Further into the school yard, halfway between the two entrances was Ms Anderson (at left). Her corflutes were outside but from here, she spoke to each and every voter, presumably in Arrernte in this Western Arrernte community. Usually the interactions were brief, focussed on the how-to-vote, pointing to the boxes – “One, two, three!”
She said she has been getting most preferences from votes cast for Mr Williams across the electorate. She is confident of holding her seat, which she won as a Labor candidate in 2008 but has contested this time for the Country Liberals (after a period as an independent).  Her scrutineers have told her that she has received overwhelming support across the electorate, she said.
She will stay at Hermannsburg this evening while the votes there are counted and then drive into Alice Springs, where she will do a “live cross” to the tally room at 9pm.
She has been the target of relentless attacks since her defection to the CLP, particularly from retiring Labor Minister, Chris Burns.
It will be interesting to see how the Namatjira electorate responds.

3 COMMENTS

  1. Is it true? Do we have a new government?
    If so, it will be interesting watching a CLP government take the reins of office after 12 years in opposition.
    I wish them luck, while predicting something similar to when the new Town Council took office here in Alice Springs. It was as if an air-bag had deployed.
    In an interesting article on the approaching US election, the term “political vaporware” was used. If there is a better term for campaign promises, I haven’t read it.
    Ingrained cynicism aside, the thought of Bess Price and Alison Anderson representing the bush in central Australia is chock full of possibilities. That could prove to be truly exciting.

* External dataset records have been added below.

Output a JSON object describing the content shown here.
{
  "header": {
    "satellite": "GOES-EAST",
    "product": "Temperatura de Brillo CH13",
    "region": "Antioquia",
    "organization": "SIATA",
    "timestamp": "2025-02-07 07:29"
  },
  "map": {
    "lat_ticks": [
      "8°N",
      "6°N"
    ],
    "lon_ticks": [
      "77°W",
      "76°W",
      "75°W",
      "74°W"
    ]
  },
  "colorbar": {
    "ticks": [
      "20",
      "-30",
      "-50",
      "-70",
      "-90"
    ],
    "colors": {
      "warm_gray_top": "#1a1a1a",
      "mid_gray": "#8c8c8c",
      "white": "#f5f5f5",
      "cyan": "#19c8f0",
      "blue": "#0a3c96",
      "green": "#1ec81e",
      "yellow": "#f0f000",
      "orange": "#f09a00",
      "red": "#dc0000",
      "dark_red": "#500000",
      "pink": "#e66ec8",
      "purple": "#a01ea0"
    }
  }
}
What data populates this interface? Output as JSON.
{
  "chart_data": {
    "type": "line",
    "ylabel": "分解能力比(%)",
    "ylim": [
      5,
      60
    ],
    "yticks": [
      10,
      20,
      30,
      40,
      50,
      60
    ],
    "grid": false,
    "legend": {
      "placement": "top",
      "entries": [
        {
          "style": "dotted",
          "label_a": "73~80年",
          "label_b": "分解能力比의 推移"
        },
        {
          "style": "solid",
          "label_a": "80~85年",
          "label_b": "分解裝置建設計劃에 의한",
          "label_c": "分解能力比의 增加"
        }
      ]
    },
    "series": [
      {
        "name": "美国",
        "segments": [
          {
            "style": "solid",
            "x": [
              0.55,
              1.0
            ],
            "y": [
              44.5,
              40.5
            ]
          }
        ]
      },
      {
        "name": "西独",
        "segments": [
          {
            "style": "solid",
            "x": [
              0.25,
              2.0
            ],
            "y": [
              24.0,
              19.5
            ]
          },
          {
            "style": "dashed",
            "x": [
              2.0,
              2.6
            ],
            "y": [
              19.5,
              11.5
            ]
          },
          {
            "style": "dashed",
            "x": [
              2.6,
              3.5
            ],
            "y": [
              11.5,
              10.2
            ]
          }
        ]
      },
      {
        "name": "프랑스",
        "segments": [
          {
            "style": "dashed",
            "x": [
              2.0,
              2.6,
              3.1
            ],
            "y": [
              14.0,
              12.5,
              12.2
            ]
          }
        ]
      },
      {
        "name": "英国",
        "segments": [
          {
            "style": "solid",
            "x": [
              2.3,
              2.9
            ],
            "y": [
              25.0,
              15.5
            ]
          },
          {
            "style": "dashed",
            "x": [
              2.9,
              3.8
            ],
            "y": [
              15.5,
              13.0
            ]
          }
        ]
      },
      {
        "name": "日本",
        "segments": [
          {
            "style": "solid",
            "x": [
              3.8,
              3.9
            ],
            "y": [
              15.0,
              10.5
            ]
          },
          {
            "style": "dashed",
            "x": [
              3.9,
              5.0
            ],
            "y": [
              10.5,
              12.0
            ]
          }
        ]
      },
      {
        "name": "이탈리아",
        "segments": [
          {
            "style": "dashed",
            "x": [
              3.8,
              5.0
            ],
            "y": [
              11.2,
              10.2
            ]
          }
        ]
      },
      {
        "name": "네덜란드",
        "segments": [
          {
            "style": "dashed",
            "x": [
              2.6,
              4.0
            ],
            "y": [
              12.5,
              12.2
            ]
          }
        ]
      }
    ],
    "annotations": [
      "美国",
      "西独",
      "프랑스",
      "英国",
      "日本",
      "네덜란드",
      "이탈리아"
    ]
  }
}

  2. Dare I say that anyone who has anything to do with Advance Alice and Action for Alice would be more than happy with the electoral outcome for the CLP in the bush.
    The Intervention has proven to be the complex canvas for bush communities to work from as voters decided what is the best way forward.
    Responding to the support from the bush, Terry Mills declared, (in his victory speech), his love and respect for Aboriginal people. This is a first in terms of conservative party politics in the NT.
    I do worry that the love and respect of the new Chief Minister will not last under the pressure of the old and new Intervention policies.
    There is no doubt that the Intervention is permanent policy just as there is no doubt that policy from Canberra directly effects the daily lives of NT First Australians.
    Were Tony Abbott to achieve his dream to be PM I for one would be most concerned for the rights and freedoms of all Territorians. The mean, throwback paternalism of the Howard Government may be just around the corner.
    D.R. Chewings aka THE lone dingo.

  3. Nicholas Williams is a delightful young man who understands so many of the issues impacting on Aboriginal residents in bush seats. He has enjoyed some strong role modelling and will continue to be a positive model for others to learn from. His observation that the people have to learn to think differently is spot on.
    Good luck with tour trail venture, Nicholas … I’ve often said you should be “the national face of Aboriginal tourism”. Stay strong and proud … continue to be a role model for your generation and those that follow.